Il s'agit de nouveau de suicide mais cette fois de celui
de Richard. Le poète atteint du sida, interprété par un
remarquable Ed Harris, ne supporte plus d'assister à sa
déliquescence physique et mentale. Il décide donc de mettre
fin à ses jours en se jetant par la fenêtre. Cette séquence
du suicide de Richard est entrecoupée par une discussion
au coin du feu entre Virginia Woolf et son mari. “ Pourquoi
veux-tu tuer un de tes personnages ? ”, demande
Leonard Woolf. “ Pour que les autres comprennent
l'importance de la vie.

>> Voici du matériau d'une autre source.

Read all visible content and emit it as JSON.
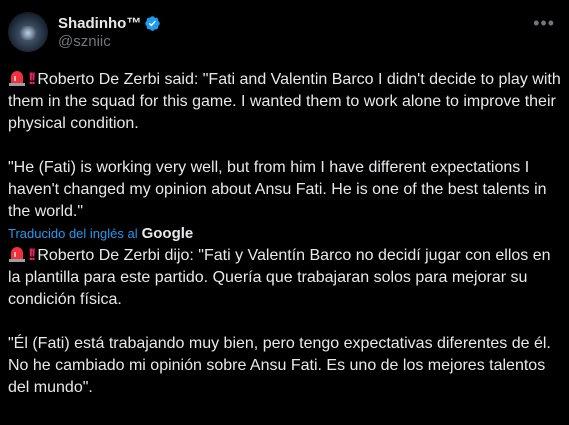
{
  "author": {
    "display_name": "Shadinho™",
    "handle": "@szniic"
  },
  "icons": {
    "verified": "verified-badge-icon",
    "more": "more-options-icon",
    "siren": "police-siren-icon",
    "double_exclamation": "double-exclamation-icon"
  },
  "colors": {
    "accent": "#1d9bf0",
    "text": "#e7e9ea",
    "muted": "#71767b"
  },
  "original": {
    "paragraph1": "Roberto De Zerbi said: \"Fati and Valentin Barco I didn't decide to play with them in the squad for this game. I wanted them to work alone to improve their physical condition.",
    "paragraph2": "\"He (Fati) is working very well, but from him I have different expectations I haven't changed my opinion about Ansu Fati. He is one of the best talents in the world.\""
  },
  "translation": {
    "label": "Traducido del inglés al",
    "provider": "Google",
    "paragraph1": "Roberto De Zerbi dijo: \"Fati y Valentín Barco no decidí jugar con ellos en la plantilla para este partido. Quería que trabajaran solos para mejorar su condición física.",
    "paragraph2": "\"Él (Fati) está trabajando muy bien, pero tengo expectativas diferentes de él. No he cambiado mi opinión sobre Ansu Fati. Es uno de los mejores talentos del mundo\"."
  }
}
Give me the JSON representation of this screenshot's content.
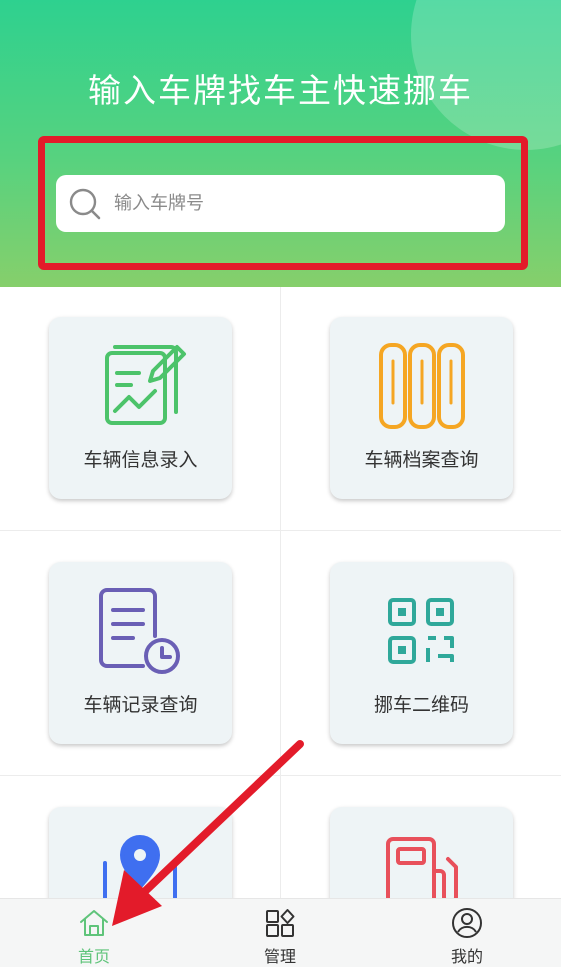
{
  "header": {
    "title": "输入车牌找车主快速挪车"
  },
  "search": {
    "placeholder": "输入车牌号",
    "icon": "search-icon"
  },
  "features": [
    {
      "label": "车辆信息录入",
      "icon": "edit-document-icon",
      "color": "#4cc36a"
    },
    {
      "label": "车辆档案查询",
      "icon": "archive-binders-icon",
      "color": "#f5a623"
    },
    {
      "label": "车辆记录查询",
      "icon": "record-clock-icon",
      "color": "#6a5fb5"
    },
    {
      "label": "挪车二维码",
      "icon": "qr-code-icon",
      "color": "#2fa89a"
    },
    {
      "label": "",
      "icon": "map-location-icon",
      "color": "#3f6ff0"
    },
    {
      "label": "",
      "icon": "fuel-pump-icon",
      "color": "#e8505b"
    }
  ],
  "nav": {
    "items": [
      {
        "label": "首页",
        "icon": "home-icon",
        "active": true
      },
      {
        "label": "管理",
        "icon": "grid-icon",
        "active": false
      },
      {
        "label": "我的",
        "icon": "user-icon",
        "active": false
      }
    ],
    "active_color": "#5fc47a"
  },
  "annotations": {
    "highlight_color": "#e31b2a"
  }
}
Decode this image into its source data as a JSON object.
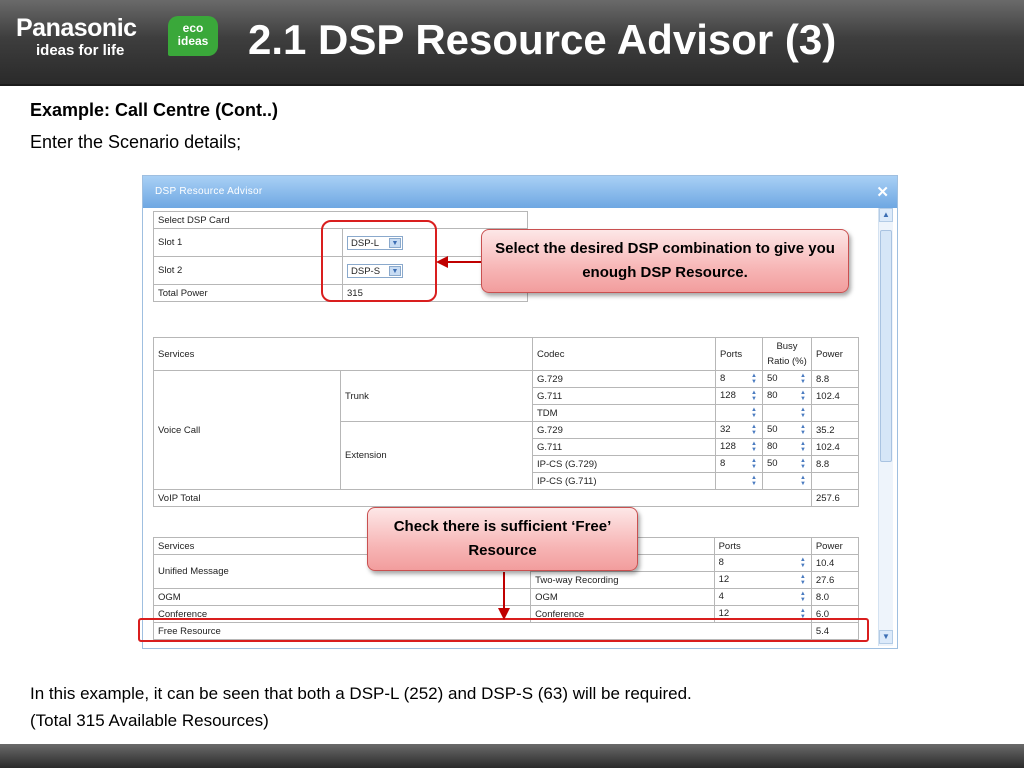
{
  "header": {
    "brand": "Panasonic",
    "tagline": "ideas for life",
    "eco_line1": "eco",
    "eco_line2": "ideas",
    "title": "2.1 DSP Resource Advisor (3)"
  },
  "subheading": "Example: Call Centre (Cont..)",
  "intro": "Enter the Scenario details;",
  "dialog": {
    "title": "DSP Resource Advisor",
    "close_icon": "close-icon",
    "card": {
      "header": "Select DSP Card",
      "slot1_label": "Slot 1",
      "slot1_value": "DSP-L",
      "slot2_label": "Slot 2",
      "slot2_value": "DSP-S",
      "total_label": "Total Power",
      "total_value": "315"
    },
    "voip": {
      "col_services": "Services",
      "col_codec": "Codec",
      "col_ports": "Ports",
      "col_busy1": "Busy",
      "col_busy2": "Ratio (%)",
      "col_power": "Power",
      "group": "Voice Call",
      "trunk": "Trunk",
      "extension": "Extension",
      "rows": [
        {
          "codec": "G.729",
          "ports": "8",
          "busy": "50",
          "power": "8.8"
        },
        {
          "codec": "G.711",
          "ports": "128",
          "busy": "80",
          "power": "102.4"
        },
        {
          "codec": "TDM",
          "ports": "",
          "busy": "",
          "power": ""
        },
        {
          "codec": "G.729",
          "ports": "32",
          "busy": "50",
          "power": "35.2"
        },
        {
          "codec": "G.711",
          "ports": "128",
          "busy": "80",
          "power": "102.4"
        },
        {
          "codec": "IP-CS (G.729)",
          "ports": "8",
          "busy": "50",
          "power": "8.8"
        },
        {
          "codec": "IP-CS (G.711)",
          "ports": "",
          "busy": "",
          "power": ""
        }
      ],
      "total_label": "VoIP Total",
      "total_value": "257.6"
    },
    "other": {
      "col_services": "Services",
      "col_ports": "Ports",
      "col_power": "Power",
      "rows": [
        {
          "service": "Unified Message",
          "type": "",
          "ports": "8",
          "power": "10.4"
        },
        {
          "service": "",
          "type": "Two-way Recording",
          "ports": "12",
          "power": "27.6"
        },
        {
          "service": "OGM",
          "type": "OGM",
          "ports": "4",
          "power": "8.0"
        },
        {
          "service": "Conference",
          "type": "Conference",
          "ports": "12",
          "power": "6.0"
        }
      ],
      "free_label": "Free Resource",
      "free_value": "5.4"
    }
  },
  "callouts": {
    "dsp": "Select the desired DSP combination to give you enough DSP Resource.",
    "free": "Check there is sufficient ‘Free’ Resource"
  },
  "conclusion_line1": "In this example, it can be seen that both a DSP-L (252) and DSP-S  (63) will be required.",
  "conclusion_line2": "(Total 315 Available Resources)",
  "colors": {
    "accent": "#d91e1e",
    "dialog_title": "#6ea7e2",
    "header": "#3e3e3e"
  }
}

Par contraste. ”, répond
l'écrivain. “ Et qui vas-tu faire mourir ? ”,
poursuit le mari. “ Le poète, le visionnaire ”,
répond Virginia Woolf. La richesse de The Hours,
cette adaptation du roman homonyme de Michael Cunningham
(récompensé par le prix Pulitzer en 1999) par le scénariste
David Hare, réside dans cette capacité à déconstruire le
mécanisme du récit. Chaque intervention du personnage de
Virginia Woolf explicite les rebondissements qui jalonnent
le film. Un peu comme si l'explication de texte était contenue
dans le texte même.
Au début du film, il paraît évident que Laura Brown, avec
ses yeux embués en permanence et son teint plus que pâlot,
est en route pour le cimetière. Le fait qu'elle se suicide
à un moment ou à un autre du récit semble acquis. Mais alors
que les dés ont tout l'air d'être jetés, alors que mademoiselle
Brown n'a plus qu'à avaler les médicaments contenus dans
son sac pour rejoindre ses ancêtres, le scénario bifurque,
s'écarte de la route narrative toute tracée pour prendre
une direction surprenante. Laura Brown décide finalement
de rester en vie. Pour expliquer ce revirement, intervient
alors le personnage de Virginia Woolf, qui démontre combien
faire mourir une héroïne qu'elle s'appelle Laura Brown ou
Mrs Dalloway est une solution de facilité. Conserver en
vie ces personnages a en effet bien plus de poids, bien
plus de force. La poursuite de leur existence suggère en
effet que pour une femme, l'émancipation est un combat.
Alors que le choix du suicide correspondrait à une sorte
d'acceptation de l'ordre établi, à un aveu de défaite.